Das Europäische Parlament hat beschlossen, das EU-Freihandelsabkommen mit Ländern des südamerikanischen Mercosur-Staatenbunds vom Europäischen Gerichtshof (EuGH) überprüfen zu lassen. Eine knappe Mehrheit der Abgeordneten stimmte in Straßburg für einen Antrag, ein Gutachten des EuGH einzuholen, ob das Abkommen mit EU-Recht vereinbar ist.
Das Freihandelsabkommen mit den Mercosur-Staaten war am Wochenende in Paraguay nach mehr als 25 Jahren Verhandlungen unterzeichnet worden. Es muss noch vom Europäischen Parlament gebilligt werden. Die Entscheidung, den EuGH einzubeziehen, könnte den Ratifizierungsprozess um Jahre verzögern und das Inkrafttreten womöglich noch verhindern. Denn das Parlament kann dem Abkommen erst nach Abschluss der Prüfung durch den Gerichtshof zustimmen.
Theoretisch könnte es allerdings schon zuvor vorläufig angewandt werden, wenn die EU-Kommission eine entsprechende Entscheidung trifft. Dafür sprach sich etwa Bundeskanzler Friedrich Merz (CDU) auf der Plattform X aus. Man sei von der Rechtmäßigkeit des Abkommens überzeugt. Es müsse jetzt vorläufig angewandt werden, forderte Merz.
Mit dem Abkommen soll eine der größten Freihandelszonen der Welt mit über 700 Millionen Einwohnern und einer gemeinsamen Wirtschaftsleistung in Höhe von etwa 19 Billionen Euro entstehen. Durch den Abbau von Handelsbarrieren und Zöllen soll der Austausch von Waren und Dienstleistungen angekurbelt werden.

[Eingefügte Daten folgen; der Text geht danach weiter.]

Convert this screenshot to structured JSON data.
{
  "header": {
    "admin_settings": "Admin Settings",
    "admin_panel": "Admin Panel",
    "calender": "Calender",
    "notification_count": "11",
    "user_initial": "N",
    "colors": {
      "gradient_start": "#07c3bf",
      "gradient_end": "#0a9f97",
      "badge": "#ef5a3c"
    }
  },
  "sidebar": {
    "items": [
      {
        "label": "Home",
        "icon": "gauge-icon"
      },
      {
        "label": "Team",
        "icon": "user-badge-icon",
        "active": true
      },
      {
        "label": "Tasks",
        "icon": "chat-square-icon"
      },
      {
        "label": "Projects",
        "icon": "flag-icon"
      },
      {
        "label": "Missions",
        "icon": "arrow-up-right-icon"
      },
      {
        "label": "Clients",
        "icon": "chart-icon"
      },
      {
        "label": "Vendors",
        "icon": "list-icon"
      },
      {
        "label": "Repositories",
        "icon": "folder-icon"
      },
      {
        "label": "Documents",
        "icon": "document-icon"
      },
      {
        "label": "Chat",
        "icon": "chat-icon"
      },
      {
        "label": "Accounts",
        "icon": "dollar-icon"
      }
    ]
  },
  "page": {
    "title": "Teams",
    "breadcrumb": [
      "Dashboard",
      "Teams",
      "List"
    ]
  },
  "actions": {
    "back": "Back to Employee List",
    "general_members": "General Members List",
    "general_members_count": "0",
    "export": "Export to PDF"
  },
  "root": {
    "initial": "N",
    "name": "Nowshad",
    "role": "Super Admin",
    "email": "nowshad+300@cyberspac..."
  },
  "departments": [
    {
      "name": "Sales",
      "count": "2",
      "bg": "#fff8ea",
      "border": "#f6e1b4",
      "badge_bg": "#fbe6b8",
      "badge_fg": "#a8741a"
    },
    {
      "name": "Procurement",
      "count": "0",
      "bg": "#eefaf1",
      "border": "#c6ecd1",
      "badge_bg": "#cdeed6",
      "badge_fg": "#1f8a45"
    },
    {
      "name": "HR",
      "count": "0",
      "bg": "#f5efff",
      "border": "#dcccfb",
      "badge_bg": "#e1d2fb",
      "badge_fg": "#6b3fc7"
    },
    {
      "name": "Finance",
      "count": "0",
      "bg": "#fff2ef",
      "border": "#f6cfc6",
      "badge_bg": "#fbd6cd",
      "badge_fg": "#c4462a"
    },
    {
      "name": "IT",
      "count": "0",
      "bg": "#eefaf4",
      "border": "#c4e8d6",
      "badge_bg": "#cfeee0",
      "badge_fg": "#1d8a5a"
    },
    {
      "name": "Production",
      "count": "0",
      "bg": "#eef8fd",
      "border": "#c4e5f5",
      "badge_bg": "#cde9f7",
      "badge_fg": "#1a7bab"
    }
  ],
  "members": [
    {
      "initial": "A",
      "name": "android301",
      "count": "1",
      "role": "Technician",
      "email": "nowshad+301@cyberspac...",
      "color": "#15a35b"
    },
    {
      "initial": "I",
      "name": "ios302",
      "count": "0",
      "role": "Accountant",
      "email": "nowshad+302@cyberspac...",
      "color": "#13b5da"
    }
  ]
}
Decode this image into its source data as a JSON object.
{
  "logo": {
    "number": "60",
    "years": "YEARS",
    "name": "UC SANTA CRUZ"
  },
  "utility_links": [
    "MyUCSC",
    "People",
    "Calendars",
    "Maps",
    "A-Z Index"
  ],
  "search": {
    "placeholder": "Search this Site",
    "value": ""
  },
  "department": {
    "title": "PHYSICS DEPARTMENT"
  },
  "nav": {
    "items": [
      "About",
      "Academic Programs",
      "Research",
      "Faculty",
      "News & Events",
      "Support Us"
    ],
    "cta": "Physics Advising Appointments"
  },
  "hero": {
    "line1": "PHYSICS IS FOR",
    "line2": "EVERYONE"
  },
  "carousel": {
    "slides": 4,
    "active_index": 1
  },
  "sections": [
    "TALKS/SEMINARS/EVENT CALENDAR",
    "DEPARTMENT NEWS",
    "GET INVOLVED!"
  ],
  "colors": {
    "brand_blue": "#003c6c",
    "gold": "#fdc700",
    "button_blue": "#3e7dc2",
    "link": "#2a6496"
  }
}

Die Mercosur-Länder wollen für fast alle Importe die Zölle abschaffen. Auf ihrer Seite betrifft das etwa Autos aus der EU, auf die bislang 35 Prozent Einfuhrzoll erhoben werden. Die EU will im Gegenzug ebenso mehr als 90 Prozent ihrer Einfuhrabgaben auf null senken.
Mercosur ist ein südamerikanischer Staatenbund, zu dem Brasilien, Argentinien, Uruguay und Paraguay gehören. Bolivien ist seit 2024 formell Mitglied, befindet sich jedoch noch im Prozess der Umsetzung der Mercosur-Normen und ist nicht Vertragspartei des Abkommens mit der EU.

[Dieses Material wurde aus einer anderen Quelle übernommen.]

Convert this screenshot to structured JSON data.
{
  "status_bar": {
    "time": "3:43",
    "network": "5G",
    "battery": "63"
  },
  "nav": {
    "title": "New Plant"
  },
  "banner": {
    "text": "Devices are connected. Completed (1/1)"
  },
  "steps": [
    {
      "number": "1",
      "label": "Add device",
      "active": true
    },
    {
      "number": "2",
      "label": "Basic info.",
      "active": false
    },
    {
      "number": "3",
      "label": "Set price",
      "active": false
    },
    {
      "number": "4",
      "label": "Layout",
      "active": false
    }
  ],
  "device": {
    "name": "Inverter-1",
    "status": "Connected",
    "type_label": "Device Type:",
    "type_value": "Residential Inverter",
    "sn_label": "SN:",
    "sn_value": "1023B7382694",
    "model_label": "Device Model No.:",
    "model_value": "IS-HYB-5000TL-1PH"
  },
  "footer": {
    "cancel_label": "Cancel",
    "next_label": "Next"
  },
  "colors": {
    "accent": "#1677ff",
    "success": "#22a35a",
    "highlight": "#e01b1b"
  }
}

Von der Freihandelszone profitieren würden in erster Linie Agrarerzeuger und Rohstoffkonzerne aus den Mercosur-Staaten, bei neuen Absatz- und Investitionschancen für europäische Unternehmen. Die EU rechnet durch das Abkommen mit einer Steigerung der jährlichen Exporte in den Mercosur-Raum um 39 Prozent. Damit wäre die neue Freihandelszone auch ein Zeichen gegen die Zollpolitik von US-Präsident Donald Trump.
Der Antrag, den EuGH anzurufen, war hauptsächlich von Parlamentarierinnen und Parlamentariern der Linken und Grünen eingereicht worden. Sie kritisieren darin die Aufspaltung des Abkommens in zwei Teile: Der Deal besteht einerseits aus einem Partnerschaftsabkommen, das als umfassender politischer Teil auch in den Mitgliedsstaaten der EU ratifiziert werden muss, und andererseits aus einem Handelsteil, der nur noch der Zustimmung des EU-Parlaments bedarf. Das sei eine Umgehung nationaler Parlamente, heißt es.

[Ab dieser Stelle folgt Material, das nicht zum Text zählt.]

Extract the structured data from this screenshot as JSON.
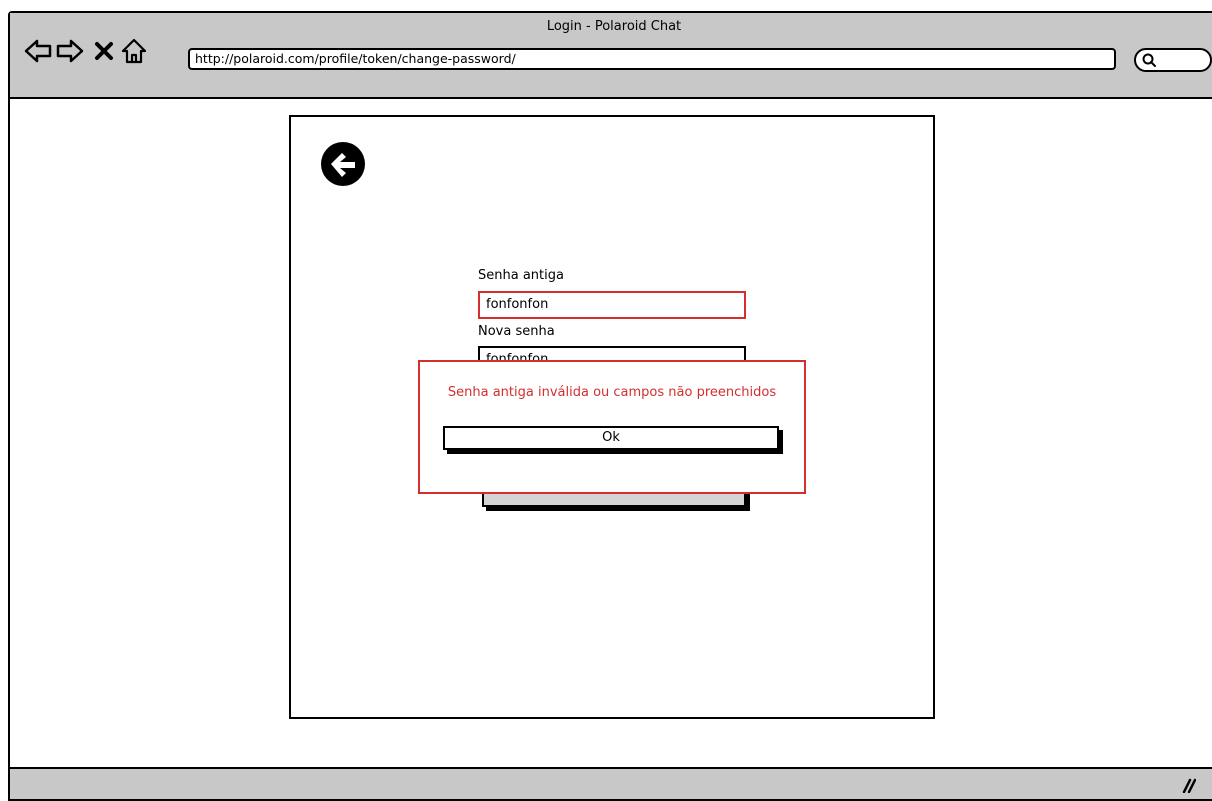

Außerdem sehen die Kritikerinnen und Kritiker ein Problem in einem Mechanismus, durch den Mercosur-Staaten Ausgleichsmaßnahmen und Entschädigungen verlangen können. Befürchtet wird zudem, dass EU-Standards bei Verbraucherschutz, Umwelt, Tierwohl beeinträchtigt werden könnten.
Am Dienstag und Mittwoch protestierten in Straßburg Tausende Landwirte gegen das Freihandelsabkommen. Sie fürchten unverhältnismäßige Konkurrenz durch günstige Importe aus Südamerika.